Lire aussi: Salah Abdeslam, au cœur du creuset terroriste bruxellois

Les attentats de novembre 2015 à Paris, ceux du 22 mars 2016 à Bruxelles (32 morts) et l’attaque avortée dans le train Thalys Amsterdam-Paris en août 2015 relèvent «peut-être d’une unique opération» du groupe djihadiste Etat islamique (EI), selon la justice belge.C’est ce qui a poussé une association de victimes du terrorisme, V-Europe, à se porter partie civile au procès à Bruxelles.

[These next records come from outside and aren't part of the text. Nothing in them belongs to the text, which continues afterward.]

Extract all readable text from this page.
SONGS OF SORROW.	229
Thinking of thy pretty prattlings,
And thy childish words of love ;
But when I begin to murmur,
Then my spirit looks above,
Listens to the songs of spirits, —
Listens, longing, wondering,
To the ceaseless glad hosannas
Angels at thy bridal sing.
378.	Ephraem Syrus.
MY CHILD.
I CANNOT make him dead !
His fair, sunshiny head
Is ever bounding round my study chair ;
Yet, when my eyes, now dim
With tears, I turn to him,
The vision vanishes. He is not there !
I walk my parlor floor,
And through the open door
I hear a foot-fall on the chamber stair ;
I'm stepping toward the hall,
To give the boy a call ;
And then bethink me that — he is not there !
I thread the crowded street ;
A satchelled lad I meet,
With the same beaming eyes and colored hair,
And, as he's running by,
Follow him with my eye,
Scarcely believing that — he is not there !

Une demande qui sera débattue lors d’une autre audience, le 29 mars.

«Scène de guerre»

Le 15 mars 2016, des enquêteurs français et belges avaient été surpris par des tirs pendant une perquisition de routine dans une des multiples planques belges de la cellule djihadiste, rue du Dries à Forest, dans l’agglomération bruxelloise. Trois policiers avaient été blessés et un djihadiste algérien de 35 ans, Mohamed Belkaïd, tué en leur faisant face avec une kalachnikov pour couvrir la fuite de Salah Abdeslam et de Sofiane Ayari.

«C’est une véritable scène de guerre à laquelle les policiers ont été confrontés […]. C’est un miracle qu’il n’y ait pas eu de morts» parmi eux, a estimé lundi la procureure, Mme Grosjean.Cet épisode avait précipité la fin de la cavale de celui qui était alors l’homme le plus recherché d’Europe et dont l’empreinte ADN avait été découverte dans la planque. Il avait été interpellé avec Sofiane Ayari trois jours plus tard, le 18 mars, à Molenbeek. Les enquêteurs ont considéré leur arrestation comme l’élément déclencheur des attentats du 22 mars 2016, quand trois kamikazes se sont fait exploser à l’aéroport et dans le métro de Bruxelles.